Los Angeles Just Pushed Back Its Landmark Hotel Worker Wage — and the Industry Is Calling It a Turning Point
The LA City Council voted 11-4 to delay the Olympic Wage ordinance, pushing the thirty-dollar minimum for hospitality workers from 2028 to 2030.
The Los Angeles City Council has voted to delay implementation of the citys Citywide Hotel Worker Minimum Wage Ordinance by two years. The mandate, known as the Olympic Wage, was originally set to raise hospitality worker pay to thirty dollars per hour by July 2028, ahead of the Summer Olympics. That timeline has now been pushed to 2030.

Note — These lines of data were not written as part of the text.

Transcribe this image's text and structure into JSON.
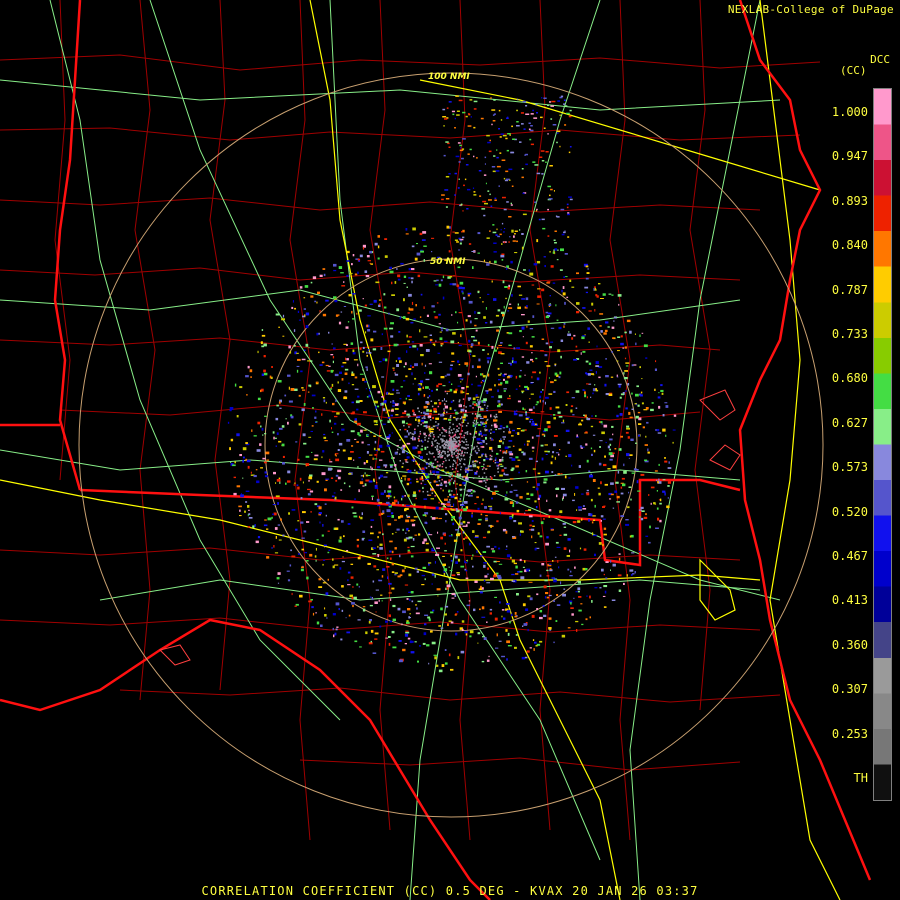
{
  "credit": "NEXLAB-College of DuPage",
  "product_code": "DCC",
  "unit": "(CC)",
  "ring_labels": {
    "inner": "50 NMI",
    "outer": "100 NMI"
  },
  "legend": {
    "ticks": [
      "1.000",
      "0.947",
      "0.893",
      "0.840",
      "0.787",
      "0.733",
      "0.680",
      "0.627",
      "0.573",
      "0.520",
      "0.467",
      "0.413",
      "0.360",
      "0.307",
      "0.253",
      "TH"
    ],
    "colors": [
      "#ff99cc",
      "#ee5588",
      "#cc1133",
      "#ee2200",
      "#ff7700",
      "#ffcc00",
      "#cccc00",
      "#88cc00",
      "#44dd44",
      "#88ee88",
      "#8888dd",
      "#5555cc",
      "#1111ee",
      "#0000cc",
      "#000099",
      "#444488",
      "#9a9a9a",
      "#888888",
      "#777777",
      "#101010"
    ]
  },
  "caption": "CORRELATION COEFFICIENT (CC) 0.5 DEG - KVAX 20 JAN 26 03:37",
  "colors": {
    "background": "#000000",
    "text": "#ffff40",
    "state_border": "#ff1010",
    "county_border": "#a00000",
    "highway": "#ffff00",
    "road": "#88ee88",
    "range_ring": "#c8a070"
  }
}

The council approved the delay in an 11-4 vote after months of debate between hotel industry associations and labor groups. Hotels will still be required to pay workers twenty-five dollars per hour starting this July, with incremental annual increases through 2030.
The vote came after industry opponents, including the Asian American Hotel Owners Association, gathered enough signatures to qualify a ballot measure that would have repealed the citys gross receipts tax, potentially removing some 740 million dollars from the citys general fund. Supporters indicated they would withdraw the measure if the wage timeline was adjusted.
The American Hotel and Lodging Association called the decision an important step, noting that the original ordinance threatened to push hotels toward closures, cut tax revenue and leave the city unprepared for the Olympics. An April AHLA report found that hotel development in Los Angeles had already slowed, with investment shifting to other markets.
Labor groups pushed back hard. The Fair Games Coalition, representing 75 organizations including unions and community groups, said the council broke its promise to hotel and airport workers. The ordinance has become one of the most closely watched labor fights in the U.S. hotel industry, with implications for wage policy debates in other major cities.